Among its extensive catalogue of proposals, the UK government’s Levelling Up White Paper finds space to include thoughts on human wellness. As it points out, the entire concept of wellbeing “captures the extent to which people across the UK lead happy and fulfilling lives – the very essence of levelling up”.
The White Paper cites human capital as central to the economic and social wellbeing of people and places. Improving the essential foundations of human capital, it notes, will ensure that “everyone, wherever they live, can enjoy fulfilling, healthy and productive lives”.
Which leaves us with the question of how to define and measure human capital. How do we gauge people’s quality of life?
In 2001, the Organisation for Economic Cooperation and Development (OECD) noted that some researchers define human capital as “the knowledge, skills, competencies and attributes embodied in individuals that facilitate the creation of personal, social and economic wellbeing”.
The overlap between human capital and wellbeing is a realm of intangibles that, on the surface, cannot always be expressed in terms of hard, numerical values. So, how should stakeholders in the Levelling Up programme appraise this terrain?
Nick Gallimore is taking a keen interest in the Levelling Up debate. He is director of talent, transformation and insight at Advanced, a provider of human capital management tools. In his assessment of the UK initiative, the government is measuring human capital characteristics by examining the total lifetime earnings of an individual, as a means of pinpointing regional imbalances.
“While that economic approach is interesting, it lacks a holistic view that may take into account more of the things that make humans productive. Health, happiness, management practices and organisational cultures are all factors that directly impact the performance of a human at work.”
Gallimore prefers to define human capital as the total potential performance of the humans in any organisation. “That definition is much harder to measure – but enables us to look critically at many of the other facets that influence output at work.”
Gallimore considers the link between performance and wellbeing as a self-sustaining loop. “Happier, healthier people are more likely to drive better performance outcomes,” he says, “and to more effectively acquire and apply the skills, knowledge and competences that complete the view of human capital.”
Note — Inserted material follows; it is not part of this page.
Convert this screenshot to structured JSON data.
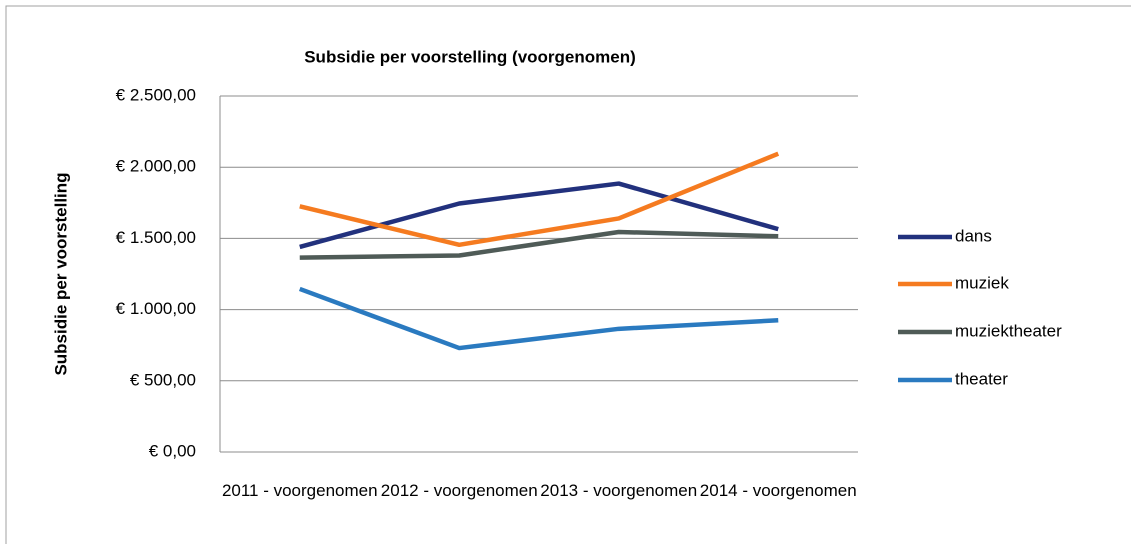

Last November, the Institute of Occupational Safety and Health (IOSH) launched Catch the Wave, a global awareness campaign around the topic of ‘social sustainability’ – a system of identifying, monitoring and managing the positive and negative ways in which business impacts people’s lives.
In an accompanying report, the organisation drew a direct link between social sustainability and human capital. As IOSH research programme lead Dr Christopher Davis explains: “It’s a similar relationship to the one that more physical forms of capital share with commercial sustainability.
“For example, where an organisation invests in equipment and facilities to safeguard its ongoing functional cohesion, it should also see that human capital requires investment over time to ensure its sustainability.”
How can an organisation undertaking such efforts see that they are working?
“In a very basic way,” Davis says. “The social sustainability of a workforce may be gleaned from the degree to which people are kept safe, healthy and well. However, the fuller story of social sustainability acknowledges a much broader worker experience, whereby safety and health are just the beginning of the narrative.”
In other words a true, socially sustainable workforce comprises people who, through the very process of being looked after by their employer, experience feelings of value, engagement, trust and vitality, he says, and go on to have a positive impact within, and beyond, their work.
Conversely, Davis says: “A socially unsustainable organisation would be one in which people are unwilling – or even unable – to work. This means workers will have either low enough job satisfaction that they wish to find work elsewhere, or an inability to work because of occupational ill-health or injury.”
Given that those particular outputs are quantifiable, Davis explains, they have been used in reporting processes as proxies for sustainability measurement. However, they could point towards any number of root causes that may require greater effort to uncover.
For example, he says: “It may be that workers are not routinely consulted on matters relating directly to their work; that they are not provided with relevant training or career development opportunities; or simply that they feel their basic welfare needs, such as toilets and/or catering facilities, are not prioritised.
“Ultimately, organisations with socially unsustainable practices will often be those that – systematically, and over time – fail to recognise that it is their people who hold the key to long-term success.”
There are several ways to holistically measure quality of life across the workforce, Gallimore says. Employee engagement surveys will indicate the role that work is playing in supporting individuals’ lives. Wellbeing surveys and platforms that measure staff happiness levels enable leaders to see how their people are feeling at any given moment.
However, he adds: “To really zero in on quality of life, organisations should take a careful look at how they are measuring performance. Fit and healthy people will perform better than others. They’ll hit more goals – and at a faster rate – while reporting high levels of engagement.
“Sadly, though, performance management is an area where many companies’ approaches are seriously lagging – so being able to accurately and usefully measure performance is a task at which lots of firms struggle.”